But without Justice Ginsberg, can they turn back the tide? Flood-hit city heads to Supreme Court over climate damage
"It's coming like a river of water," a man said in a video filmed by Harris in May 2018, the month when a massive rainstorm led to flooding in nearby Ellicott City, Md., that reached southwest Baltimore.
"Where's it coming from?" the man in the video wondered aloud. "We don't know."
Situated on the Chesapeake Bay, Baltimore is on the precipice of many more flash floods and other events supercharged by global climate change. Rising temperatures worldwide have led to sea-level rise, extreme heat and other impacts that are creating new pressure for infrastructure and public health in Charm City and elsewhere.
The issue has now landed in the Supreme Court — sort of.
In a landmark 2018 lawsuit filed in the Circuit Court for Baltimore City, the mayor and City Council argued that companies like BP PLC and Chevron Corp. that have spent decades producing fossil fuels — and spewing greenhouse gas emissions into the atmosphere — have violated state trespass, public nuisance and consumer protection laws and should be the ones to pay for Baltimore to address climate impacts.
Fine, Baltimore should stop using fossil fuels. Ban cars. Better, ban those fossil fueled ships I see coming into Baltimore constantly.
"[T]he parties who have profited from externalizing the responsibility for sea level rise, extreme precipitation events, heatwaves" are the ones that should bear the cost of addressing those impacts — rather than "local taxpayers, residents, or broader segments of the public," Baltimore argued in its original complaint.
Later this month, the nation's highest bench will weigh in on a highly technical issue stemming from Baltimore's lawsuit that could affect the outcome of this case and many others like it that have been filed in state courts across the country. Oil and gas industry attorneys have argued that the cases instead belong in federal court, where they may face a higher risk of failure.
At the very least, industry lawyers' challenges have significantly delayed proceedings in each climate case.
The question before the Supreme Court in BP v. Mayor and City Council of Baltimore is a narrow one related to the venue battle, but if the justices side with industry in the case, it could hurt Baltimore's shot at getting oil and gas firms to foot the bill for climate response.
It's still far too early to tell how much — or even if — energy companies will have to pay state and local governments. It's also unclear how the money would be allocated.
But environmental advocates like Gracie Chaney of the Sunrise Movement Baltimore said they hope that any potential industry payments would be spent on individuals and families facing the largest summer heat and air pollution threats, rather than simply going toward building massive sea walls to block rising tides.

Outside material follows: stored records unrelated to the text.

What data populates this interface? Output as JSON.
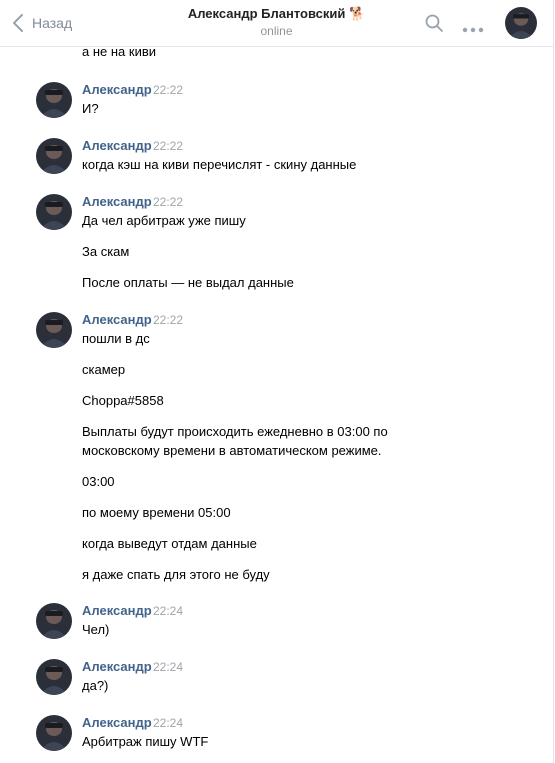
{
  "header": {
    "back_label": "Назад",
    "title": "Александр Блантовский",
    "title_emoji": "🐕",
    "status": "online"
  },
  "icons": {
    "back": "chevron-left-icon",
    "search": "search-icon",
    "more": "more-horizontal-icon"
  },
  "colors": {
    "author": "#42648b",
    "time": "#a0a5ab",
    "muted": "#828a99"
  },
  "history": {
    "prev_tail": "а не на киви",
    "groups": [
      {
        "author": "Александр",
        "time": "22:22",
        "messages": [
          "И?"
        ]
      },
      {
        "author": "Александр",
        "time": "22:22",
        "messages": [
          "когда кэш на киви перечислят - скину данные"
        ]
      },
      {
        "author": "Александр",
        "time": "22:22",
        "messages": [
          "Да чел арбитраж уже пишу",
          "За скам",
          "После оплаты — не выдал данные"
        ]
      },
      {
        "author": "Александр",
        "time": "22:22",
        "messages": [
          "пошли в дс",
          "скамер",
          "Choppa#5858",
          "Выплаты будут происходить ежедневно в 03:00 по",
          "московскому времени в автоматическом режиме.",
          "03:00",
          "по моему времени 05:00",
          "когда выведут отдам данные",
          "я даже спать для этого не буду"
        ]
      },
      {
        "author": "Александр",
        "time": "22:24",
        "messages": [
          "Чел)"
        ]
      },
      {
        "author": "Александр",
        "time": "22:24",
        "messages": [
          "да?)"
        ]
      },
      {
        "author": "Александр",
        "time": "22:24",
        "messages": [
          "Арбитраж пишу WTF"
        ]
      }
    ]
  }
}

Climate impacts are "exacerbating asthma problems and upper respiratory illnesses, and there's more and more studies coming out finding that it has a very negative impact on pregnancies," Chaney said.

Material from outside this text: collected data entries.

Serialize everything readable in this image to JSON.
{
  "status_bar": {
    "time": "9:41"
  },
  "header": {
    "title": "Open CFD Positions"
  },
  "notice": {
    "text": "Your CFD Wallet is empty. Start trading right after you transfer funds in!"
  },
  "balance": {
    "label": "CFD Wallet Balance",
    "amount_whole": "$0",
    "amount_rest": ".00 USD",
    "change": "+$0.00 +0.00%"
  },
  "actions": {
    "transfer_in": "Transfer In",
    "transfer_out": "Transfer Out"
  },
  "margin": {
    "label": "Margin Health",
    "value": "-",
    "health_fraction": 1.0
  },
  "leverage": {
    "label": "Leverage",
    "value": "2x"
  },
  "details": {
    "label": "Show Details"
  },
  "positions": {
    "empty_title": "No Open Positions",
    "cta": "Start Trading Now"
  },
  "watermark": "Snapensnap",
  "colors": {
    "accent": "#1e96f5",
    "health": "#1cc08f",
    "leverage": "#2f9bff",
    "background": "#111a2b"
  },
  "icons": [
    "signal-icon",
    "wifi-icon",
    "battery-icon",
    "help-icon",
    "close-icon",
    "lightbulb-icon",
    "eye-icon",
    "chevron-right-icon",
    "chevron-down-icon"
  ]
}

"That's terrifying," she continued. "How do you put a number on damage to ... your health?"
That's just crap.
While the courts dig in on questions over the appropriate venue for Baltimore's climate challenge, the city's coast is getting swallowed up inch by inch.

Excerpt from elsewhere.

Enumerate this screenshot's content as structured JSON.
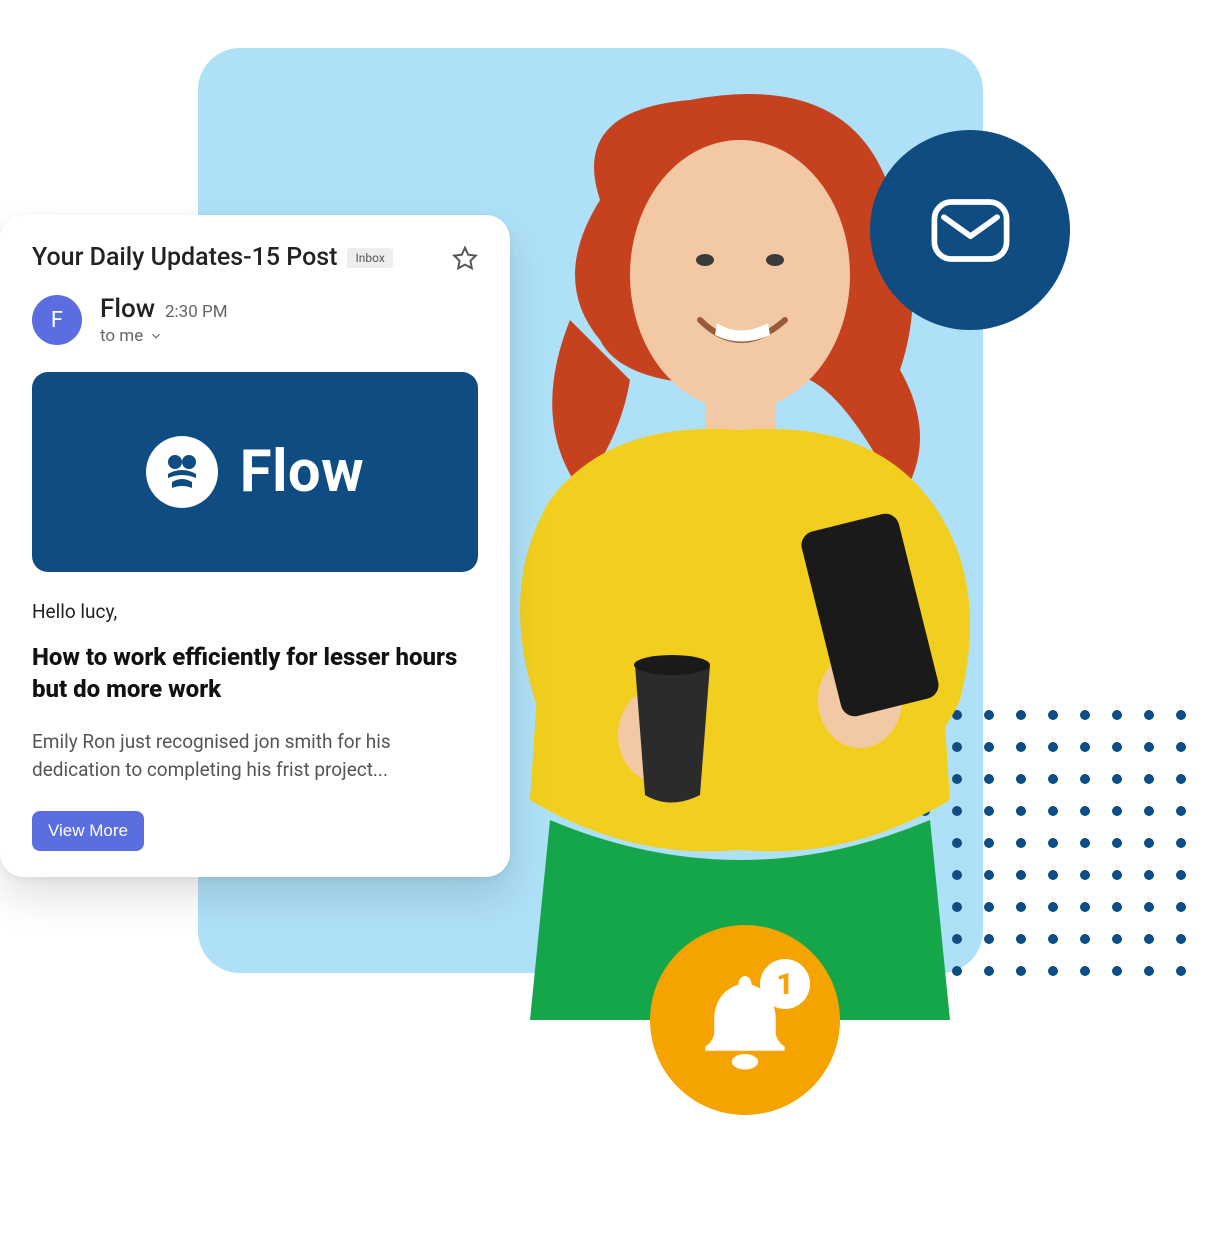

Sea levels in the Chesapeake Bay rose at twice the rate of the global average in the 20th century, according to Ming Li, professor at the University of Maryland Center for Environmental Science.
Right, 3.2 mm/year, with no apparent change in the rates since monitoring began in the early 1900s, no sign of acceleration or a change in rate due to industrialization:
And yes, that's about twice as fast as areas not impacted by glacial rebound, groundwater withdrawal, and settling into the Chesapeake Bay meteorite crater. Banning SUVs isn't going to help.